大津いじめ自殺、市長謝罪意向も遺族側拒否

 滋賀県大津市立皇子山中学校いじめ自殺事件で、越直美大津市長が遺族に謝罪の意向を伝えたものの、遺族側は現時点では断っていることが、7月19日までにわかった。

 「これまでの市の主張がばらばらで、本当に謝罪する意思があるのかわからない」としているということ。
 現時点で謝罪申し入れを拒否ないしは保留するのは、これまでの経過を考えればやむを得ない判断だろう。

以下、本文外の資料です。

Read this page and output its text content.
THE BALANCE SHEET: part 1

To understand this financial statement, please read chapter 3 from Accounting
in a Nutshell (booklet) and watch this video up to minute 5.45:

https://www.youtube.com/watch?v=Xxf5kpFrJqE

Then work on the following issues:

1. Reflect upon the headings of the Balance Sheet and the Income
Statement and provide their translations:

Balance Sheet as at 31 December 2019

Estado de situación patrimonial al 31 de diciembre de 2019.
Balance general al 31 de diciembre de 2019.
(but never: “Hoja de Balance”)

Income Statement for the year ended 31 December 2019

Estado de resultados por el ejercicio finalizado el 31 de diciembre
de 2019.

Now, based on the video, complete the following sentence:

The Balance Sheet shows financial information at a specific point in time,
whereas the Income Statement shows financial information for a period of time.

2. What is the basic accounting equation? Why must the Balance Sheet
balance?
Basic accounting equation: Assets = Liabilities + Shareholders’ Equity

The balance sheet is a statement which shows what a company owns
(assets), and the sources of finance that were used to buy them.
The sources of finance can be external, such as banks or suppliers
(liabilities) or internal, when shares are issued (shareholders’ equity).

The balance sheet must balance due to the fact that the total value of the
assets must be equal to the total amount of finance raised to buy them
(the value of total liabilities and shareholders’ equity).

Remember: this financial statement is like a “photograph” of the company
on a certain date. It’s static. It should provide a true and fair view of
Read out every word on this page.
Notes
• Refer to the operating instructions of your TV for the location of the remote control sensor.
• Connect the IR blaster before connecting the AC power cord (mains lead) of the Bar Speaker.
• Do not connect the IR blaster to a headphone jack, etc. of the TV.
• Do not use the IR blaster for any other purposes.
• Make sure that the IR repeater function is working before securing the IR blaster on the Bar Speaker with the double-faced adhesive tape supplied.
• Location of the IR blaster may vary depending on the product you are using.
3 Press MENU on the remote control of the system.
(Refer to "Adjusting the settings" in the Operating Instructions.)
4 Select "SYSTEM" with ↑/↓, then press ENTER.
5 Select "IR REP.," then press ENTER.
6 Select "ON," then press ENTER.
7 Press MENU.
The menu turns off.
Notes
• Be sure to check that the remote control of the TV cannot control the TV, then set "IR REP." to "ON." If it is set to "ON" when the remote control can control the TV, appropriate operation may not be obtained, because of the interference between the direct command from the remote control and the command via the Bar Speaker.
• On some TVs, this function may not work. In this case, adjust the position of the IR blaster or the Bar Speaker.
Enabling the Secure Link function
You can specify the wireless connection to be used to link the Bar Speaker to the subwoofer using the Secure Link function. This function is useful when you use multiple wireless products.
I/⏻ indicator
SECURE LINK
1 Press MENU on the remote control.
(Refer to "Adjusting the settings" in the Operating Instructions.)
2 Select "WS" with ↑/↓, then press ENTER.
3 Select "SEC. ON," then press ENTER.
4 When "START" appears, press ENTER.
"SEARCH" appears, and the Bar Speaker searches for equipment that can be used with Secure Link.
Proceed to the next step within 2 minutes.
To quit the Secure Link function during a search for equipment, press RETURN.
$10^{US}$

 この問題では、大津市教委は調査結果を伏せて過小報告し、それに不信感を抱いた遺族側が提訴した経緯がある。越直美大津市長は教育委員会の意向を追認し、アンケート結果が伏せられていたことは7月になって報道を通じて知ったとされる。
 報道後越市長は態度を変更したものの、市教委関係者や校長の対応は相変わらずであり、市長発言と差ができる事態になった。しかも澤村賢次教育長に至っては、何の根拠もないのに家庭に自殺の責任があるかのようににおわせる中傷発言までおこなっている。
 これでは、大津市としての方向性がどこにあるのか、形式だけの謝罪・和解でうやむやにされてしまうのではないかという警戒感をもっても致し方ない。
 大津市はまず、市教委も含めて市長見解の立場で、きちんと事実関係を調査していくことが必要ではないか。和解だとか謝罪だとかはそれからの話ではないか。